While reading the man I saw I could specify a format (-e) or a format file (-f) to change the output. Great!
I can actually control what I want to see.

Understanding the output

A format file is just like your regular file. We will now try to recreate the “canonical” output. First of all we need to analyse what output provides and how:

hexdump -C Made_in_paint_with_love

We can see that there are 3 sections:

  • Offset;
  • Hex data;
  • ASCII data.

The Offset is 8 characters wide, the hex data is 48 characters wide and the ASCII data is 16 characters wide or 18 characters wide with the separators. Each section is separated by a set of two spaces, same goes for the hex data that is separated in half.

The number of leading zeros in the offset is 8, and in the hex data is 2.
This is particularly important so we can get the padding right.

Creating the format file

Use your favorite text editor and/or operating system. I won’t judge you.
The best way to reproduce the same output is to use the same input, so start writing your favorites quotes from your favorite shows.
I’ll be using some data I got from sniffing Republic Commando‘s sockets.

It’s good to be familiar with the printf formatting values.

The first element we need to show is the offset which can be achieved by using the magic value _ax. Values that are printed must be surrounded by quotes. Since we are printing hex numbers in the hex section we will use 02h so that we have a hex number that will always be 2 characters long, even if it’s null.
For the ASCII section we will use _p.

https://gist.github.com/SenpaiSilver/1b22768ccaca7bb1dbd6dd8ed7b93415

Close enough. The offset needs leading zeros. Let’s put 8 leading zeroes like for the hex variable. Let’s also adjust the padding on the ASCII section.

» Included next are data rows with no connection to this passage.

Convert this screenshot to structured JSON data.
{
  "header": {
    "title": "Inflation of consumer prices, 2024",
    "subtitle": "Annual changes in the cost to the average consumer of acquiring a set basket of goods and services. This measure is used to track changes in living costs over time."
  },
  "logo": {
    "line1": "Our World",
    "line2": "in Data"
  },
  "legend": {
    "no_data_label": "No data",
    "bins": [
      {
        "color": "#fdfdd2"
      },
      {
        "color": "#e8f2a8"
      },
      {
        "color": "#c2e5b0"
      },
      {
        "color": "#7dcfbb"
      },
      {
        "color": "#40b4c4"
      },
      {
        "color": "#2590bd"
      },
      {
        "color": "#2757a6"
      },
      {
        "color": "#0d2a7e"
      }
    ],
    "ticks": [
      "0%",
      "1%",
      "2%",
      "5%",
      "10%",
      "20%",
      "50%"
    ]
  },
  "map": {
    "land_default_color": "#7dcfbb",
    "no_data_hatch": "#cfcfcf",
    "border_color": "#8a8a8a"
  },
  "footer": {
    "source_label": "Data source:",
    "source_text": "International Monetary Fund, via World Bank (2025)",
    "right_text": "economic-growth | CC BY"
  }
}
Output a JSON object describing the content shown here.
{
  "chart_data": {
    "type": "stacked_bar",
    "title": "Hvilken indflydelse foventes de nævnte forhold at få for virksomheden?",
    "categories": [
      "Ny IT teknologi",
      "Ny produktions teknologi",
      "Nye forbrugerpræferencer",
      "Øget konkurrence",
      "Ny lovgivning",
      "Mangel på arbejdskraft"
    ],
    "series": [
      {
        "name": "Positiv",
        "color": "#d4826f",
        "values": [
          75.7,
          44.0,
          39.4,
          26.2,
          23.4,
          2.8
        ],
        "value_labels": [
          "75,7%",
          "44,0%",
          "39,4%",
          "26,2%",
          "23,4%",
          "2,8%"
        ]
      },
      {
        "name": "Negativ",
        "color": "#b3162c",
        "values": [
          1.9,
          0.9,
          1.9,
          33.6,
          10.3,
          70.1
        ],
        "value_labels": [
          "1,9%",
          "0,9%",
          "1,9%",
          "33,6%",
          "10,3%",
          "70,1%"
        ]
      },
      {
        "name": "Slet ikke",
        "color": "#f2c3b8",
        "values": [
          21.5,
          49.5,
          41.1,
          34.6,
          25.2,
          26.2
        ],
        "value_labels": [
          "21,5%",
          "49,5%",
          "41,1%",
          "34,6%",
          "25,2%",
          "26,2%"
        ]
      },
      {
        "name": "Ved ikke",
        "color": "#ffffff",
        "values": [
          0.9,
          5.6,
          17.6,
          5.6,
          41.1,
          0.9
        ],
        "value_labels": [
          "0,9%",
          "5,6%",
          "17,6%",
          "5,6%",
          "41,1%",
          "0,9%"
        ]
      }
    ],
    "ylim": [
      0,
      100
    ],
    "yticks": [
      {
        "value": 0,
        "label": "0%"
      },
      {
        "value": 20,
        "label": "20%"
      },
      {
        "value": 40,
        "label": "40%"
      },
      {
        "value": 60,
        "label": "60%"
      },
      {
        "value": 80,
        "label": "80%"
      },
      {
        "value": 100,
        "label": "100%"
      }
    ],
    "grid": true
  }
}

https://gist.github.com/SenpaiSilver/feec6274663338d82a8cea0b2174579a

That’s very close. But we don’t have the last line from the “canonical” output, the _Ax value. And we’re missing the padding cutting the hex data in half. To cut data in half we can print each half separately.

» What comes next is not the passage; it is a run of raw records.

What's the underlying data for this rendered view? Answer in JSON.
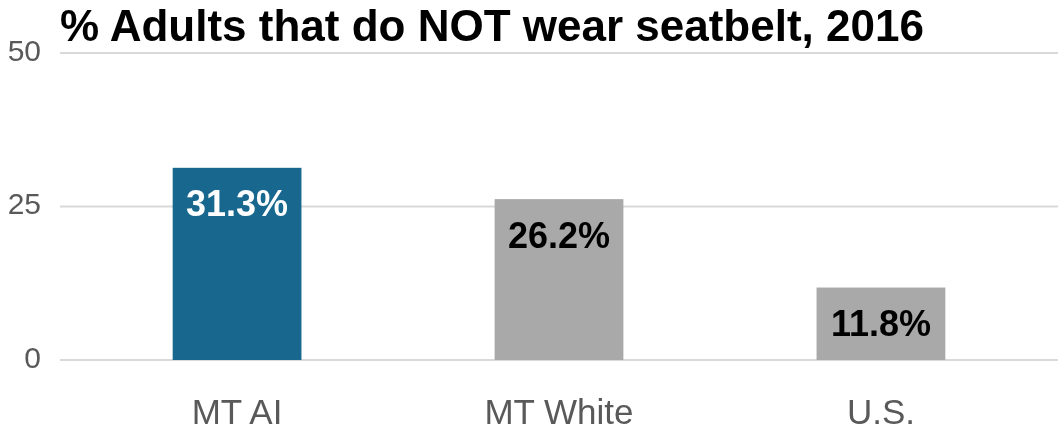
{
  "chart_data": {
    "type": "bar",
    "title": "% Adults that do NOT wear seatbelt, 2016",
    "categories": [
      "MT AI",
      "MT White",
      "U.S."
    ],
    "values": [
      31.3,
      26.2,
      11.8
    ],
    "colors": [
      "#17678f",
      "#a9a9a9",
      "#a9a9a9"
    ],
    "value_labels": [
      "31.3%",
      "26.2%",
      "11.8%"
    ],
    "ylim": [
      0,
      50
    ],
    "yticks": [
      0,
      25,
      50
    ],
    "grid": "y"
  }
}
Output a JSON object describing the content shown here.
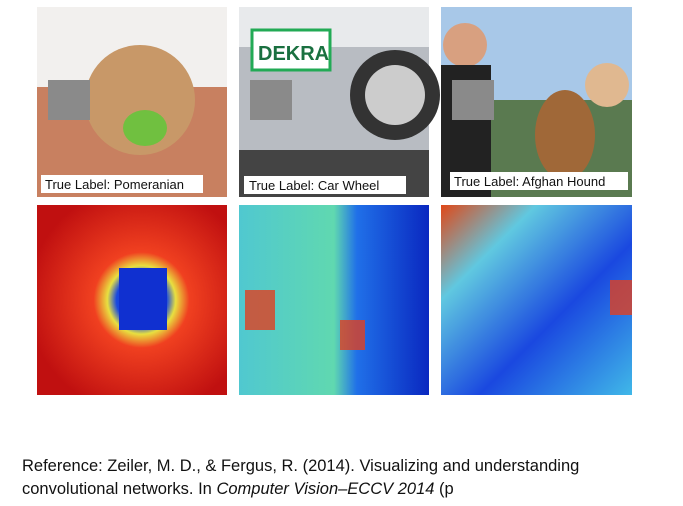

https://gist.github.com/SenpaiSilver/f0af132b6f85cf910654ffd074ea7ef6

That’s it!

Going further

There is not much to say. This is what the “canonical” output prints. The hardest part was probably understanding how to use the buffer.

https://gist.github.com/SenpaiSilver/7738556f3552505a48f89eb466bcf6c3

This is the final format file. Instead of using hard-coded padding it is possible to specify the padding before the leading zeros as such: "%3.02x" will be equivalent to " %02x".

We are also printing each byte by specifying 8/1 wich translates to print the next 8 values as groups of 1 byte. By writing 8/2 you are grouping the 16 next values, grouping them by 2 and printing each group.
This is manipulating the input as blocks of arbitrary length.